Pagaría de su bolsillo a los múltiples intermediarios que le mantenían a salvo de las garras del FBI o la DEA. Todos los pagos se harían en metálico. Pero incluso después de pagar al cártel el cincuenta por ciento restante, los gángsteres norteamericanos aún tendrían que blanquear una inmensa cantidad de dólares. Este dinero saldría de sus manos para ser invertido en otro centenar de empresas ilegales.
En todo Estados Unidos muchas vidas acabarían destrozadas por el aparentemente inofensivo polvo blanco.
Paul Devereaux necesitó cuatro semanas para completar su estudio. Jonathan Silver lo llamó dos veces, pero él no se dejó presionar. Cuando acabó se reunió de nuevo con el jefe de Gabinete en el Ala Oeste. Llevaba una carpeta poco abultada. Como despreciaba los ordenadores, que juzgaba muy inseguros, lo memorizaba casi todo y, si tenía que tratar con alguien corto de entendederas, escribía informes muy concisos en un inglés elegante aunque anticuado.
—¿Bien? —preguntó Silver, que se vanagloriaba de lo que él llamaba un enfoque directo y una actitud de tipo duro, pero que otros calificaban de abierta grosería—. ¿Ha llegado a alguna conclusión?
—Así es —respondió Devereaux—. Siempre que se cumplan al pie de la letra ciertas condiciones, la industria de la cocaína puede quedar totalmente destruida.
—¿Cómo?
—Primero, lo que no se puede hacer. Los creadores en origen están fuera de alcance. Millares de pobres campesinos, los cocaleros, cultivan esa planta en miles de parcelas debajo del follaje de la selva, y algunas parcelas no alcanzan ni media hectárea.

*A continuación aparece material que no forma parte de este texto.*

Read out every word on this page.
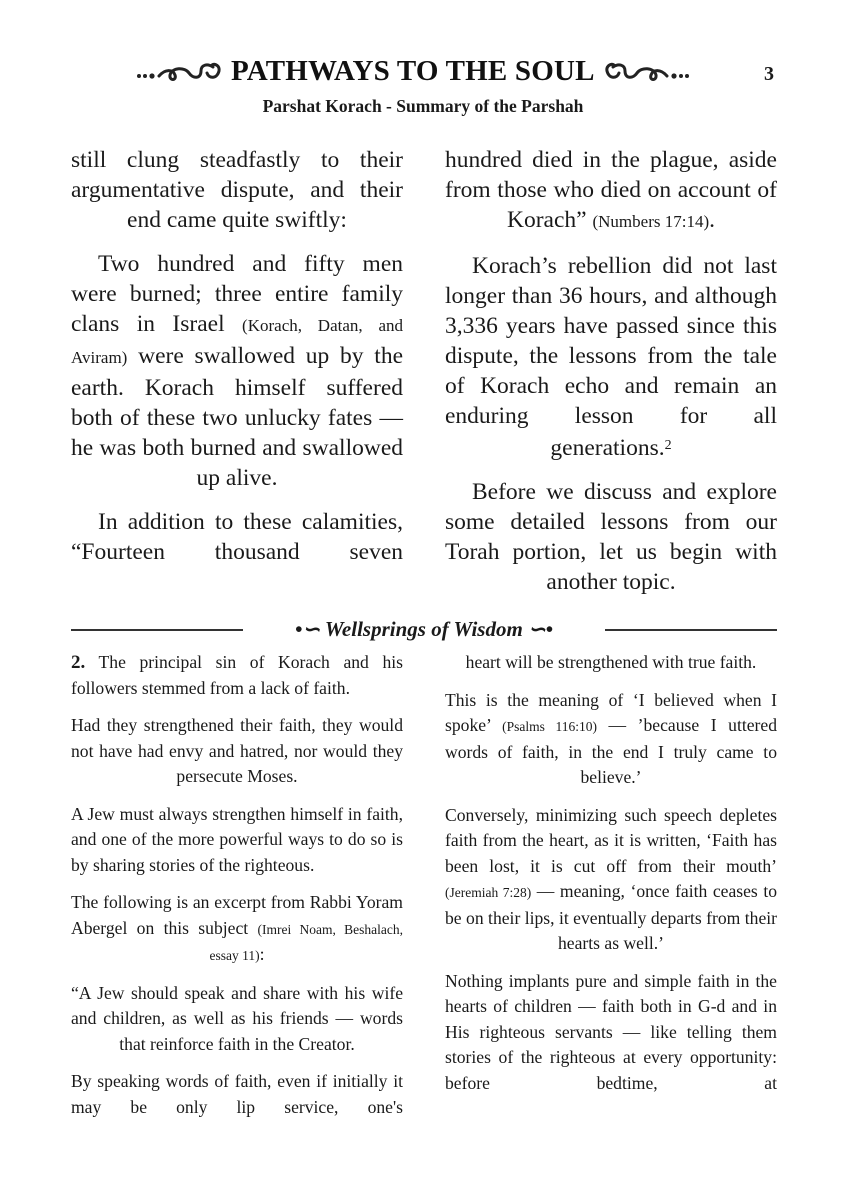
PATHWAYS TO THE SOUL	3
Parshat Korach - Summary of the Parshah

still clung steadfastly to their argumentative dispute, and their end came quite swiftly:

Two hundred and fifty men were burned; three entire family clans in Israel (Korach, Datan, and Aviram) were swallowed up by the earth. Korach himself suffered both of these two unlucky fates — he was both burned and swallowed up alive.

In addition to these calamities, “Fourteen thousand seven

hundred died in the plague, aside from those who died on account of Korach” (Numbers 17:14).

Korach’s rebellion did not last longer than 36 hours, and although 3,336 years have passed since this dispute, the lessons from the tale of Korach echo and remain an enduring lesson for all generations.$^2$

Before we discuss and explore some detailed lessons from our Torah portion, let us begin with another topic.

•∽ Wellsprings of Wisdom ∽•

2. The principal sin of Korach and his followers stemmed from a lack of faith.

Had they strengthened their faith, they would not have had envy and hatred, nor would they persecute Moses.

A Jew must always strengthen himself in faith, and one of the more powerful ways to do so is by sharing stories of the righteous.

The following is an excerpt from Rabbi Yoram Abergel on this subject (Imrei Noam, Beshalach, essay 11):

“A Jew should speak and share with his wife and children, as well as his friends — words that reinforce faith in the Creator.

By speaking words of faith, even if initially it may be only lip service, one's

heart will be strengthened with true faith.

This is the meaning of ‘I believed when I spoke’ (Psalms 116:10) — ’because I uttered words of faith, in the end I truly came to believe.’

Conversely, minimizing such speech depletes faith from the heart, as it is written, ‘Faith has been lost, it is cut off from their mouth’ (Jeremiah 7:28) — meaning, ‘once faith ceases to be on their lips, it eventually departs from their hearts as well.’

Nothing implants pure and simple faith in the hearts of children — faith both in G-d and in His righteous servants — like telling them stories of the righteous at every opportunity: before bedtime, at
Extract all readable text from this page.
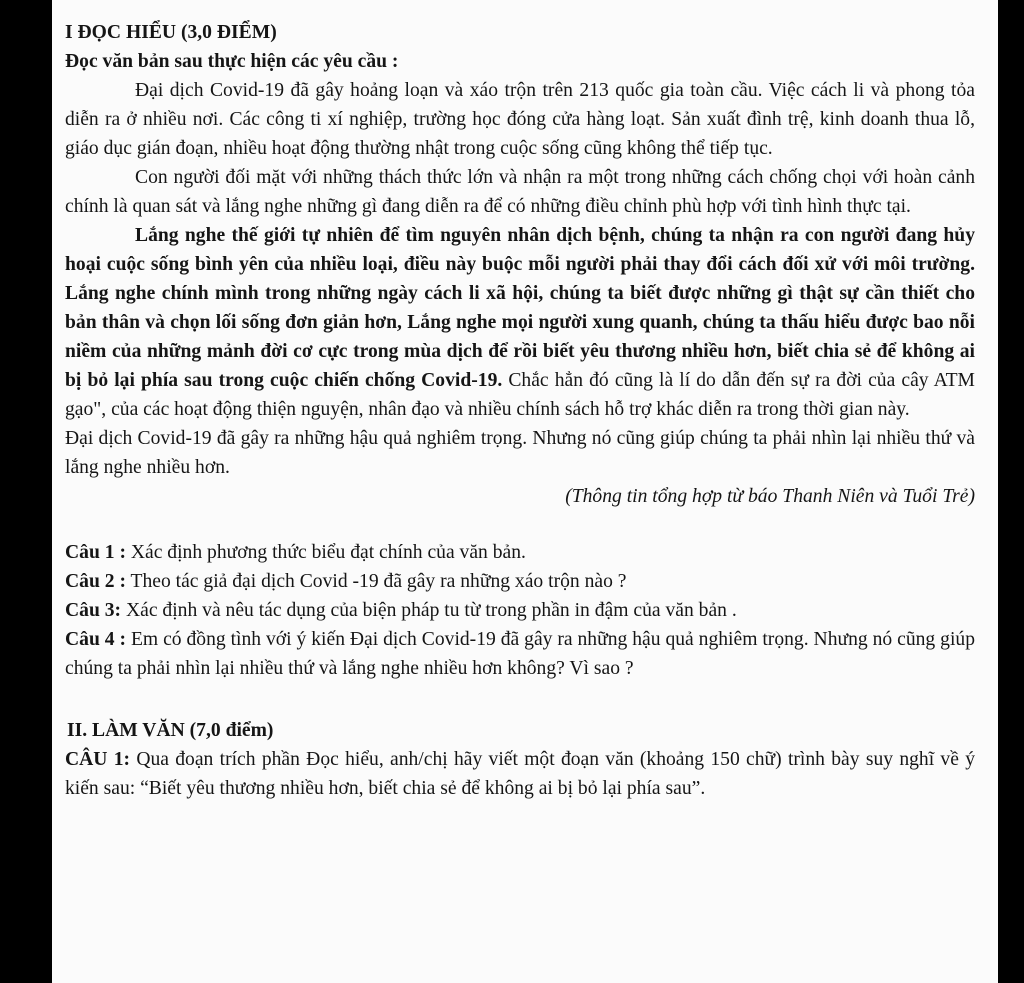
I ĐỌC HIỂU (3,0 ĐIỂM)

Đọc văn bản sau thực hiện các yêu cầu :

Đại dịch Covid-19 đã gây hoảng loạn và xáo trộn trên 213 quốc gia toàn cầu. Việc cách li và phong tỏa diễn ra ở nhiều nơi. Các công ti xí nghiệp, trường học đóng cửa hàng loạt. Sản xuất đình trệ, kinh doanh thua lỗ, giáo dục gián đoạn, nhiều hoạt động thường nhật trong cuộc sống cũng không thể tiếp tục.

Con người đối mặt với những thách thức lớn và nhận ra một trong những cách chống chọi với hoàn cảnh chính là quan sát và lắng nghe những gì đang diễn ra để có những điều chỉnh phù hợp với tình hình thực tại.

Lắng nghe thế giới tự nhiên để tìm nguyên nhân dịch bệnh, chúng ta nhận ra con người đang hủy hoại cuộc sống bình yên của nhiều loại, điều này buộc mỗi người phải thay đổi cách đối xử với môi trường. Lắng nghe chính mình trong những ngày cách li xã hội, chúng ta biết được những gì thật sự cần thiết cho bản thân và chọn lối sống đơn giản hơn, Lắng nghe mọi người xung quanh, chúng ta thấu hiểu được bao nỗi niềm của những mảnh đời cơ cực trong mùa dịch để rồi biết yêu thương nhiều hơn, biết chia sẻ để không ai bị bỏ lại phía sau trong cuộc chiến chống Covid-19. Chắc hẳn đó cũng là lí do dẫn đến sự ra đời của cây ATM gạo", của các hoạt động thiện nguyện, nhân đạo và nhiều chính sách hỗ trợ khác diễn ra trong thời gian này.

Đại dịch Covid-19 đã gây ra những hậu quả nghiêm trọng. Nhưng nó cũng giúp chúng ta phải nhìn lại nhiều thứ và lắng nghe nhiều hơn.

(Thông tin tổng hợp từ báo Thanh Niên và Tuổi Trẻ)

Câu 1 : Xác định phương thức biểu đạt chính của văn bản.

Câu 2 : Theo tác giả đại dịch Covid -19 đã gây ra những xáo trộn nào ?

Câu 3: Xác định và nêu tác dụng của biện pháp tu từ trong phần in đậm của văn bản .

Câu 4 : Em có đồng tình với ý kiến Đại dịch Covid-19 đã gây ra những hậu quả nghiêm trọng. Nhưng nó cũng giúp chúng ta phải nhìn lại nhiều thứ và lắng nghe nhiều hơn không? Vì sao ?

II. LÀM VĂN (7,0 điểm)

CÂU 1: Qua đoạn trích phần Đọc hiểu, anh/chị hãy viết một đoạn văn (khoảng 150 chữ) trình bày suy nghĩ về ý kiến sau: “Biết yêu thương nhiều hơn, biết chia sẻ để không ai bị bỏ lại phía sau”.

Por lo tanto, mientras exista un cártel dispuesto a comprarles su maldita pasta, seguirán produciéndola y llevándola a los compradores en Colombia.
—Por lo tanto, ¿eliminar a los campesinos queda descartado?
—Por mucho que se intente, y el actual gobierno colombiano lo intenta de verdad, a diferencia de algunos de sus predecesores y de la mayoría de sus vecinos, es imposible. Vietnam tendría que habernos enseñado algunas lecciones sobre la selva y las personas que viven en ella. Pretender acabar con las hormigas con un periódico enrollado no es una opción.
—¿Qué pasa con los laboratorios de refinamiento? ¿Los cárteles?
—Una vez más, no son una opción. Es como pretender sacar a una morena de su agujero con las manos desnudas. Es su territorio, no el nuestro. En América Latina son los amos, no nosotros.
—De acuerdo —dijo Silver, al que se le estaba agotando su escasa paciencia—. ¿En Estados Unidos, cuando la mierda ya esté en nuestro país? ¿Tiene idea de la cantidad de dinero, de cuántos dólares de los impuestos gastamos en todo el país para el cumplimiento de las leyes? ¿Cincuenta estados, además de los federales? Maldita sea, es como la deuda nacional.